We’ll start with the meat, which is the 4.0-liter twin-turbo V10 engine also developed in-house and mounted behind the cabin. We learned that the engine was built around a 3D printed billet aluminum or magnesium alloy, with 3D printed titanium pistons and connecting rods, a 3D printed camshaft that looked like a piece of Gaudi art. , gas-filled with titanium. and magnesium turbocharger encased in carbon fiber pipeline. The biggest difference in engine between the two versions is the number of turbochargers, rpm limit and gasoline parameters. Earth adds 1,025 pound-feet of torque to the output and spins up to 11,000 rpm, helping it hit 62 mph in 1.9 seconds. Zero Gravity runs on the E85, throws 1,463 lb-ft in any crash, spinning up to 12,200 rpm. The company claims the Zero Gravity runs a quarter mile in 7.5 seconds, 0.4 seconds more than the time it took the car to hit 186 mph. Both decorations shoot their flames out a quartet of 3D printed tubes.

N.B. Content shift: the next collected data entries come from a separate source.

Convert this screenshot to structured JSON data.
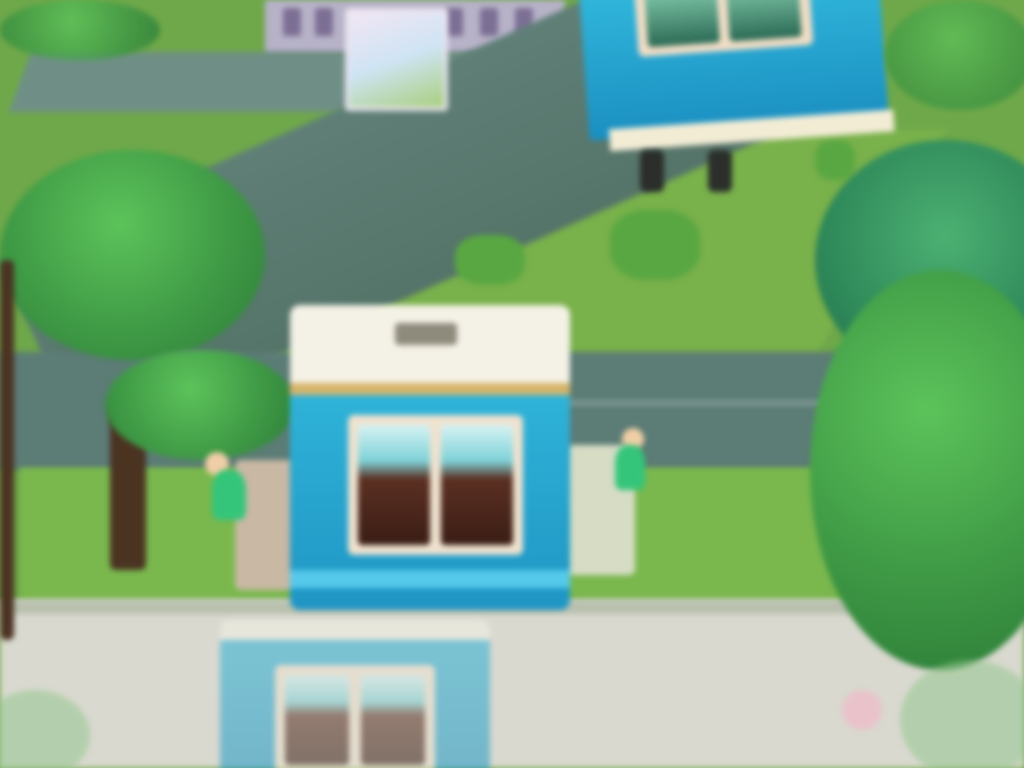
{
  "scene": {
    "kind": "isometric-town",
    "elements": [
      "building",
      "poster",
      "road",
      "grass",
      "trees",
      "bushes",
      "blue-cube-machine",
      "characters"
    ],
    "colors": {
      "grass": "#7ab84e",
      "road": "#5c7c76",
      "pavement": "#d9d9cf",
      "machine_blue": "#2fb3d8",
      "machine_top": "#f4f1e6",
      "tree_green": "#3f9a45"
    }
  }
}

Around that, the monocoque frame is made of Zylon, a synthetic polymer, and we say that “78% of the bodywork is Anadiaplasi 3D printed from titanium and magnesium alloys and carbon fiber or Kevlar body parts. carbon.” Anadiaplasi is a manufacturing technique that Panopoulos Automotive claims recognition of creating. The independent all-around suspension uses a titanium or magnesium wishbone. The front wheel is 21 inches in 3D printed magnesium, the rear is 22 inches in 3D printed titanium. They hover around the carbon ceramic brake up to 19 inches wide, clamped by 3D printed brake calipers. According to the report, Chaos Earth weighs 2,839 pounds, Zero Gravity, with the use of more lightweight materials, weighs 2,804 pounds.
The cabin is all carbon fiber, magnesium, titanium, Zylon and Alcantara. There’s a yoke-shaped steering wheel with a screen in the middle and a few other screens in front of almost the entire dashboard.
Panopoulos says he already has his first deposit and plans to deliver first mid-2022. The production plan is to produce 20 cars per continent, which we will assume means content with a permanent human population, i.e. 120. Sotheby’s is supposed to be exclusive distributor. As for seeing Chaos in action, record-breaking attempts are slated for 2022 and 2023 at locations such as the Nürburgring and Ehra-Lessien test track, and Top gear means there will be one in 2022 for an independent examination of all of those claims.